The reward function looks like this:

the PPO-Config is:
config[‘model’] = {‘fcnet_hiddens’: [100, 100], “fcnet_activation”: “relu”} # für PPO
config[‘clip_param’] = 0.2
config[‘num_sgd_iter’] = 10
config[‘sgd_minibatch_size’] = 32
config[‘num_workers’] = 16
config[‘num_envs_per_worker’] = 1
config[‘sample_async’] = False
config[‘lr’] = 0.001
config[‘num_gpus’] = 0
config[‘framework’] = ‘tf2’
config[‘rollout_fragment_length’] = 1
config[‘train_batch_size’] = 32
config[‘explore’] = True
config[‘normalize_actions’] = False
config[‘gamma’] = 0.99

the TD3:
same common as the PPO, additionals:
config[‘actor_hiddens’] = [100, 100]
config[‘actor_hidden_activation’] = ‘relu’
config[‘critic_hiddens’] = [100, 100]
config[‘critic_hidden_activation’] =‘relu’
config[‘learning_starts’] = 100
config[‘gamma’] = 0.95
config[‘normalize_actions’] = True
config[‘critic_lr’] = 0.001
config[‘actor_lr’] = 0.001
config[‘clip_rewards’] = False
config[‘clip_actions’] = True
config[‘timesteps_per_iteration’] = 1
config[‘twin_q’] = True
config[‘policy_delay’] = 2
config[‘smooth_target_policy’] = True
config[‘target_noise’] = 0.02
config[‘target_noise_clip’] = 0.5
config[‘n_step’] = 1
config[‘buffer_size’] = 1000000
config[‘target_network_update_freq’] = 0
config[‘tau’] = 0.0005


There you can see some Results with the TD3-Agent and different Train-Batchsizes. The agents aim is to get the output as close to 8 as possible. The mean is around that however the fluctuations are quite high

Hey @SebastianBo1995 ,I have met the same problem. In my simulator, the coordinate range of agent is 0~1000,and other parameters range from 0 to 10.
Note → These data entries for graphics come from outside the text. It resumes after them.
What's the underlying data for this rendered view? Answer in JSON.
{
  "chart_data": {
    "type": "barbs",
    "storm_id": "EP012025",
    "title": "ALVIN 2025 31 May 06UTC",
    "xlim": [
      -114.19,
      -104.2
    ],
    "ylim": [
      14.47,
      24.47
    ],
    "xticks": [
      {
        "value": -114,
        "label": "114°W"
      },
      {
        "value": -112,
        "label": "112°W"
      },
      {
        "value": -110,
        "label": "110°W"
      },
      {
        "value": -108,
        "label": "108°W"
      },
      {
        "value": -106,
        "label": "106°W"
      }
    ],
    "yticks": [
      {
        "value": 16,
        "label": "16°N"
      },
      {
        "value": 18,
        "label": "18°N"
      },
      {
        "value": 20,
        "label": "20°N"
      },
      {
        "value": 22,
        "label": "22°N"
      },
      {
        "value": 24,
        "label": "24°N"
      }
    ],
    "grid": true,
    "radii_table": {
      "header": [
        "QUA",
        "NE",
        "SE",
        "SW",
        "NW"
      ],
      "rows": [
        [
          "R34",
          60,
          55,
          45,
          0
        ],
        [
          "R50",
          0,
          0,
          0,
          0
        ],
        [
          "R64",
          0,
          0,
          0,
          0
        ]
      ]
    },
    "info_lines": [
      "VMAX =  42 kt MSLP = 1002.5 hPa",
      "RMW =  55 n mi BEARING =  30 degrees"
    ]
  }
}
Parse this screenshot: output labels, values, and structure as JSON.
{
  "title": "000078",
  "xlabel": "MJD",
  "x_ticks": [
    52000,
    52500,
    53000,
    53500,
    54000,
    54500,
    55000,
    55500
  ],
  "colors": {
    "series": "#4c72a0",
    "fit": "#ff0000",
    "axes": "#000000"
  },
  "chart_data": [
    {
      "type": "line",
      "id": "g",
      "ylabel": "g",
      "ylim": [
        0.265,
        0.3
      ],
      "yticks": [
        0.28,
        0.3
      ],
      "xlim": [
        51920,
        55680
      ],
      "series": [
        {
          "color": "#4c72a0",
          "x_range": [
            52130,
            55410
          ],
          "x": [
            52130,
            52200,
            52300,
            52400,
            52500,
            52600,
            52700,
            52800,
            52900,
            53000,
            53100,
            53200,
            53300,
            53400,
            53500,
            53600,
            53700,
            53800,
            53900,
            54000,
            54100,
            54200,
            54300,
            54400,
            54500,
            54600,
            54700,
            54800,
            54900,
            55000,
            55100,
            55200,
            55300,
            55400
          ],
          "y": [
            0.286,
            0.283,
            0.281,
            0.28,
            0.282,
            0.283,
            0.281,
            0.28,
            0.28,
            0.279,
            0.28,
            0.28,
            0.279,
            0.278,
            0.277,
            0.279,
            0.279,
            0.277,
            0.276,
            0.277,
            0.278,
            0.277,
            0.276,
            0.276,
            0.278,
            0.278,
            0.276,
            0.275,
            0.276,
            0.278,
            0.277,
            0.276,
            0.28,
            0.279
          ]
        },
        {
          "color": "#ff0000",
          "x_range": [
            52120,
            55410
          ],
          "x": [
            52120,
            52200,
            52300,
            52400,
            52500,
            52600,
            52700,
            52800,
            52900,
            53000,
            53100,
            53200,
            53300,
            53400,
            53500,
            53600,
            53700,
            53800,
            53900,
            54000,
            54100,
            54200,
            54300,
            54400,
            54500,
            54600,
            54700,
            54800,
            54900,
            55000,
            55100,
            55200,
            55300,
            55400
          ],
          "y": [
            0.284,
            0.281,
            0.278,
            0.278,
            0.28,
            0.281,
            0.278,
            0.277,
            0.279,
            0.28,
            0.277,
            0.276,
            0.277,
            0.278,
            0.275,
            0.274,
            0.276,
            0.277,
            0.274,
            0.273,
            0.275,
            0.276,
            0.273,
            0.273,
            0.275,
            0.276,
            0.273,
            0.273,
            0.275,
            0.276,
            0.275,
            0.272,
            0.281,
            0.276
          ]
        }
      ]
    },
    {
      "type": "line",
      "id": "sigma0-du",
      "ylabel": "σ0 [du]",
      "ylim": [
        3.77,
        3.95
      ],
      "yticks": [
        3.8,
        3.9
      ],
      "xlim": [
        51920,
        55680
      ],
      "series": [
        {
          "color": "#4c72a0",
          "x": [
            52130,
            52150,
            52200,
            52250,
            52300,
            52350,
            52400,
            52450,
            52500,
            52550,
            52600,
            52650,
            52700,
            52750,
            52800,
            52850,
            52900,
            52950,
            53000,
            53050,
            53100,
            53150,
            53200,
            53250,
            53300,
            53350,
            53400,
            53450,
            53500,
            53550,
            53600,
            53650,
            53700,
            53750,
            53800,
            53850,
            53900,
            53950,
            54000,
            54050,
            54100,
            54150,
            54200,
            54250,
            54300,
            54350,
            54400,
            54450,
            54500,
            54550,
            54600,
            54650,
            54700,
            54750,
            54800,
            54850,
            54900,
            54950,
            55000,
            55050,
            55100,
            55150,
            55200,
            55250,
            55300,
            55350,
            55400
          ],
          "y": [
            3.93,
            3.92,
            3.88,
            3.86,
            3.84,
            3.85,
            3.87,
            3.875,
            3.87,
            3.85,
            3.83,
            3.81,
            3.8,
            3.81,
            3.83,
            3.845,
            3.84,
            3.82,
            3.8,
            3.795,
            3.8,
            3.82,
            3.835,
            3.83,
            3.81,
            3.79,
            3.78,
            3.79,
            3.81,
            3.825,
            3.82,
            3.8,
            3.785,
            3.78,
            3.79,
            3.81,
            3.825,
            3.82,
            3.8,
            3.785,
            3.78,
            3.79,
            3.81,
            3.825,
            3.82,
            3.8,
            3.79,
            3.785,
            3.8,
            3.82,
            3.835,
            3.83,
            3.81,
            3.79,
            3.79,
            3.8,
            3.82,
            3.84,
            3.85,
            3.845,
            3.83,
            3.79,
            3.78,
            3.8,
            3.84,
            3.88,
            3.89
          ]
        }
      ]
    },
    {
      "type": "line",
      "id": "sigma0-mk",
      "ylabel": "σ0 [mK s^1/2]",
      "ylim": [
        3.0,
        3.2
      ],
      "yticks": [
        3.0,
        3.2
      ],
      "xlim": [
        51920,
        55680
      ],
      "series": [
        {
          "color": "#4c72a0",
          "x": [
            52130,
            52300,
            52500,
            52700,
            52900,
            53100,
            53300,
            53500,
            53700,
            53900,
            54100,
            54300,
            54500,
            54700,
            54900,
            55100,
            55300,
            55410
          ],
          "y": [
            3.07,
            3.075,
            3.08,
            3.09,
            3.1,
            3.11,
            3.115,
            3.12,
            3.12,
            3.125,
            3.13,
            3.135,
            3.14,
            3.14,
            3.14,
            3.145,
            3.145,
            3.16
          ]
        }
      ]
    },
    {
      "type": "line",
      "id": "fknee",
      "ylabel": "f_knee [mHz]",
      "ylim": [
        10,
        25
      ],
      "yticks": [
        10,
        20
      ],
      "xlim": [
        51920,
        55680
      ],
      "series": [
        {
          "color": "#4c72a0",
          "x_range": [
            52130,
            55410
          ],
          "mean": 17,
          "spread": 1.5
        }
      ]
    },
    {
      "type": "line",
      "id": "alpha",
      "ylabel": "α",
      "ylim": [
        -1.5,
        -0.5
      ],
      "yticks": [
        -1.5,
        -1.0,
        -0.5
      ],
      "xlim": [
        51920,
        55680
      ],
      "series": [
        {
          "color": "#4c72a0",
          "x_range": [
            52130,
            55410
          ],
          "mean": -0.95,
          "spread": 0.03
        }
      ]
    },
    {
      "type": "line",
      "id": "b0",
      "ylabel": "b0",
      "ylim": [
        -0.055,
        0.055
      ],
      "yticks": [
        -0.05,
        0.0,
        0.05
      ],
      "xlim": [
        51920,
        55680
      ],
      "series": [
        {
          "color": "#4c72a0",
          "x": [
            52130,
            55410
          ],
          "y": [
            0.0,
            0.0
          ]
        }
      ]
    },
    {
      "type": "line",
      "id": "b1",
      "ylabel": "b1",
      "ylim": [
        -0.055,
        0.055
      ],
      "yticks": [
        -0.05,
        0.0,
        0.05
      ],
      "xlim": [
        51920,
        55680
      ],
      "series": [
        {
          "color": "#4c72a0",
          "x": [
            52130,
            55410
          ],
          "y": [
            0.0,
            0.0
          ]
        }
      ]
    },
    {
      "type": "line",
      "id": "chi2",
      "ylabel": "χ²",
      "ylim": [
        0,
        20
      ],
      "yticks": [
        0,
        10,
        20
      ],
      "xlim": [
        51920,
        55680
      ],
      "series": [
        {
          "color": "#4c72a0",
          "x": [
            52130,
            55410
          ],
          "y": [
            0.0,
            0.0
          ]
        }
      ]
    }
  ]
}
When PPO algorithm is used to iterate about 500 times, the action output of the neural network will become NaN. I use some tips mentioned in #8135 and #7923, but it seems useless.

Now I get some inspiration from you, so I’m going to reduce the coordinate range of agent to 0~10.

Hey @Glaucus-2G ,

I am not quite sure why there is no best advice section for rllib. Like for training neural nets, you usually gain better performance when scaling the In- and Output.

So my advice would always be to scale the action space and the observation space to the range 0-1 or -1 - 1.

PS. The bad results from above lead from a bug, so that the agent couldn’t see the observation of a specific value, but the value calculated before. Also the KL-Target was too low.

Hey @SebastianBo1995,your good advice was very much appreciated.